Fig. 2 |. Chromatin accessibility changes are associated with normal and tumorigenic phenotypes.

Fig. 2 |

a, Heatmap of 1658 regions with differential accessibility. Each row represents a differential region, each column is one of three biological replicates of soft or stiff conditions. b, Representative genome browser tracks of significantly differentially accessible regions (highlighted). c, Quantification of roundness for small molecule inhibitors of histone modifiers. Three independent replicates were used for each condition, significance was determined by Kruskal-Wallis test followed by Dunn’s multiple testing correction (median ± 95% C.I.). d, Confocal immunofluorescence images of clusters in control matrices and treated with SAHA (top, from at least 22 images per group) and representative outlines of clusters (bottom). e, Quantification of invasive clusters (n = 3, mean ± S.D.).

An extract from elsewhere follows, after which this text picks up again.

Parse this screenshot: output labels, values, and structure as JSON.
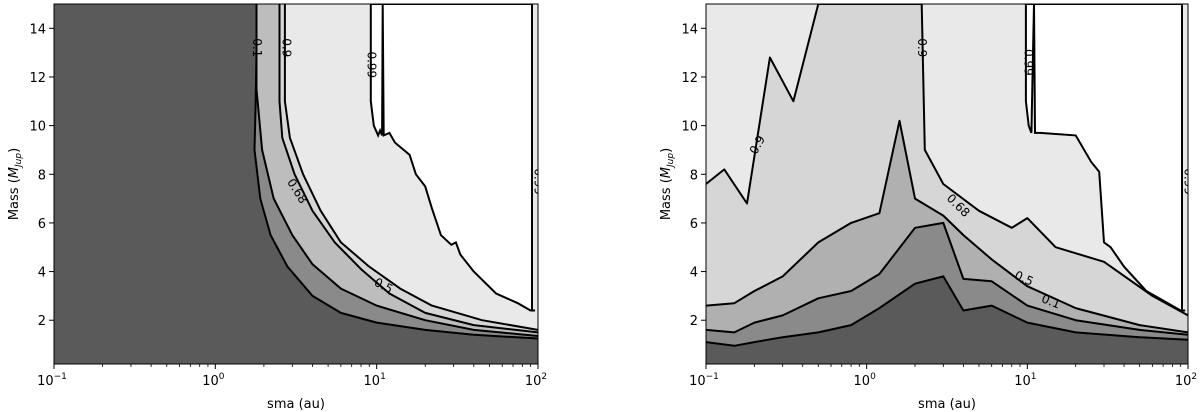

Significance determined by one-way ANOVA followed by Dunnett’s multiple testing correction. f, Heatmap of 1658 differentially accessible regions between soft and stiff control matrices with signal for SAHA-treated cells in stiff matrices. Green box represents regions that are more accessible in stiff control and less accessible after SAHA treatment. g, Representative genome browser tracks of regions that are more accessible in stiff control matrices than soft control matrices and are less accessible upon SAHA-treatment (differential region highlighted).